The Bash Shell

Additional Exercises

Learning Objectives

Construct a pipeline that takes input files and generates output.
How to separate input and output data files.
Use date to determine today’s date in a particular format.
Use cut to extract particular fields from a comma-separate value (CSV) data file.
Extend an existing pipeline with an additional data processing stage.

Working with dates

Using the date command we’re able to retrieve today’s date and time in any format we want. For example:

$ date +“%d-%m-%y”

The argument after the command indicates the format we’d like - %d will be replaced with the day of the month, %m the month, and %y the year. So this will output today’s date in the form day, month and year, separated by hyphens, e.g. 16-11-20. We can capture this date output in a Bash variable using $(), for example in the shell:

$ today_date=$(date +“%d-%m-%y”)

Copying files with new filenames

Write a script in the novice/shell directory that goes through each .csv file in the data directory (that resides in the novice/shell directory) and creates a copy of that file with today’s date at the start of the filename, e.g. 16-11-20-sc_climate_data.csv.

Hints:

With the input data files we’re going to use held in the data directory, create a new directory which will be used to hold your output files. When writing scripts or programs that generate output from input, it is a good idea to separate where you keep your input and output files. This allows you to more easily distinguish between the two, makes it easier to understand, and retains your original input which is invaluable if your script has a fault and corrupts your input data. It also means that if you add an additional processing step that will work on the output data and generate new output, you can logically extend this by adding a new script and a new directory to hold that new output, and so on.
You can use basename followed by a path to extract only the filename from a path, e.g. basename test_directory/notes.txt produces notes.txt.

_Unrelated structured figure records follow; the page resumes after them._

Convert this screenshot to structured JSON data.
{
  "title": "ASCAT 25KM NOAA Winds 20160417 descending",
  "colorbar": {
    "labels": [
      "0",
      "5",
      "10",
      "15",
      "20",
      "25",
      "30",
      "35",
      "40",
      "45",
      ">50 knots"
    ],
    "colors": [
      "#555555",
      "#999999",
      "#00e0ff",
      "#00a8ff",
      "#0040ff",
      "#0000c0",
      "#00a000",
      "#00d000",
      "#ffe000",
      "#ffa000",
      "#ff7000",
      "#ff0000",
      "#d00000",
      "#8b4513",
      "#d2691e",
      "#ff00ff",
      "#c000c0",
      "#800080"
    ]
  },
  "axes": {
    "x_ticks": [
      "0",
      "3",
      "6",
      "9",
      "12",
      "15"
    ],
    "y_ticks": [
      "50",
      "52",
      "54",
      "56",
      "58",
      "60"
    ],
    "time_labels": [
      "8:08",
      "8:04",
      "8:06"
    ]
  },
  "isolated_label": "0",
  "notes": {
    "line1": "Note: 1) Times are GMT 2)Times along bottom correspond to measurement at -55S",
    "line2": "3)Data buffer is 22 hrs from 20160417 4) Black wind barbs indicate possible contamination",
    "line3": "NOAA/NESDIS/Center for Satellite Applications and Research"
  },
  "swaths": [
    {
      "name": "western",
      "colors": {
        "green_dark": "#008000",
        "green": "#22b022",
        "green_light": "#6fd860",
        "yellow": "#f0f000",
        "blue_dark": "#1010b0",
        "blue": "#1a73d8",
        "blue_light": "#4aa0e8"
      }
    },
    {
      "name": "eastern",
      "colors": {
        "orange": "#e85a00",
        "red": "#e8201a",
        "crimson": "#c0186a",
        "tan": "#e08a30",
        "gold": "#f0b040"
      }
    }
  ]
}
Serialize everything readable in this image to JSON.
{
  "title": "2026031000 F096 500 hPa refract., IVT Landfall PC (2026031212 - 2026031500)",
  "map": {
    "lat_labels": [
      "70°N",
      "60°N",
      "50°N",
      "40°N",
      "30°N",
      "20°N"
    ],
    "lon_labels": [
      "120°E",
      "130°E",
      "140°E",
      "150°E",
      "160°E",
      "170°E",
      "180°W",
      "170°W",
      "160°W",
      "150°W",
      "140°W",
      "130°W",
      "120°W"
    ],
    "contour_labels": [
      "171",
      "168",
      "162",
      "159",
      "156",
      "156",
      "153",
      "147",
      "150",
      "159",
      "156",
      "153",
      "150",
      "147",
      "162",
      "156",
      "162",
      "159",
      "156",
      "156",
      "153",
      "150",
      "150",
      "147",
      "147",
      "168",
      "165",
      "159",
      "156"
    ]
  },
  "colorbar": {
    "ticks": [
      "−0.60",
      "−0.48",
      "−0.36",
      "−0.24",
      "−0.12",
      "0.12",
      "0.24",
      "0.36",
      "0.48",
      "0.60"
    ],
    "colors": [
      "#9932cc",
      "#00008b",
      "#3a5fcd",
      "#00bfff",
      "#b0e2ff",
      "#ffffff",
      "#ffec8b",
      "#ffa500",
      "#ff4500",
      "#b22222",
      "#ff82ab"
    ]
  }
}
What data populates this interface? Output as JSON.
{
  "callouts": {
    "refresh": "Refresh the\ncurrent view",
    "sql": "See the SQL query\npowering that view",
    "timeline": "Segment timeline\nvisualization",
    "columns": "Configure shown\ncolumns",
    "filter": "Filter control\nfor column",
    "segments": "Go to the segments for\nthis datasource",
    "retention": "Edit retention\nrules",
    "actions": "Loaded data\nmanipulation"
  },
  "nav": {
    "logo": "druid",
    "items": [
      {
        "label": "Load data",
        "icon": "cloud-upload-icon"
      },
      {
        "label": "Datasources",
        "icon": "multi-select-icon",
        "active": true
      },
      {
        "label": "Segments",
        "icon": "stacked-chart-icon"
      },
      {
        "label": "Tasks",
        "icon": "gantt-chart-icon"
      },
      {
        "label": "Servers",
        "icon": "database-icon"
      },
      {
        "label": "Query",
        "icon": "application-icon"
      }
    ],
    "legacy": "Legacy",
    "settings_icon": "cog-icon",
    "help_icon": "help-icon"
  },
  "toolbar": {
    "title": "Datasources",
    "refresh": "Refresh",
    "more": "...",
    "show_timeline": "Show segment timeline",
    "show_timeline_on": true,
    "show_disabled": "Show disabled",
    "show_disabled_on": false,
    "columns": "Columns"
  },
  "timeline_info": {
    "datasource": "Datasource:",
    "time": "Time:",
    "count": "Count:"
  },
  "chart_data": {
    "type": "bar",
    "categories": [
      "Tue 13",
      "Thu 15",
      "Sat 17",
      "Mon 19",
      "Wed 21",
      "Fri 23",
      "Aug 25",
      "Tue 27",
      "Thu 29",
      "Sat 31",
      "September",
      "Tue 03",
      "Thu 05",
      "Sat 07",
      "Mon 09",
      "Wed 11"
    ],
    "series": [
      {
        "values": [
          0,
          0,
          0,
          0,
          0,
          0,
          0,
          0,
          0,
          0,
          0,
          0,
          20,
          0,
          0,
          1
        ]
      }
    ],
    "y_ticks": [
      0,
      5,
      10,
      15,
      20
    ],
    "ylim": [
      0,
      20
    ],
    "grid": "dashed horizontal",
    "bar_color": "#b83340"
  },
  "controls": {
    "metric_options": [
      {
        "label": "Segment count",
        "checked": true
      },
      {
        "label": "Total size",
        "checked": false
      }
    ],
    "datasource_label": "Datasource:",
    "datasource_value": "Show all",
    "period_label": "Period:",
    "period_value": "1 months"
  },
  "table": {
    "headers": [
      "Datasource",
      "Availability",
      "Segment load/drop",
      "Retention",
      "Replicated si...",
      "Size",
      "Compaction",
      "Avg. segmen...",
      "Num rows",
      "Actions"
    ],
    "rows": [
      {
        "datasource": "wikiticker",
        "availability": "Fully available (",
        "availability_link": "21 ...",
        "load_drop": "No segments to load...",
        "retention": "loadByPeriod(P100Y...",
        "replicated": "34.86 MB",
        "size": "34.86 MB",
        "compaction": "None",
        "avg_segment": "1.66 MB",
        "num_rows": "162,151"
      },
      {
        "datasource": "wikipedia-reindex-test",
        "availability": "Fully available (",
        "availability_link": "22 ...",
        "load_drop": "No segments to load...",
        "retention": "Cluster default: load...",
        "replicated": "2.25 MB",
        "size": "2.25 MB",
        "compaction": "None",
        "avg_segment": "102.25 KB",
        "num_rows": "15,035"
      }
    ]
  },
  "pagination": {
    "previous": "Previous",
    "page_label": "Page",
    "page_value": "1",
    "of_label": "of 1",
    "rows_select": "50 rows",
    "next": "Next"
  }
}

Extracting columns from CSV

A really handy command to know when working with comma-separated value (CSV) data is the cut command. You can use the cut command to extract a specific column from CSV data, e.g.:

$ echo “1,2,3,4” | cut -d”,” -f 3

Will output 3.

The -d argument specifies, within quotes, the delimiter that separates the columns on each line, whilst the -f argument indicates the column (or columns) you wish to extract.

Filtering our output

Let’s extend our pipeline to extract a specific column of data from each of our newly copied files.

Create a new script that takes each new file we created in the earlier exercise and creates a new file (again, in another separate output directory), which contains only the data held in the Max_temp_jul_F column.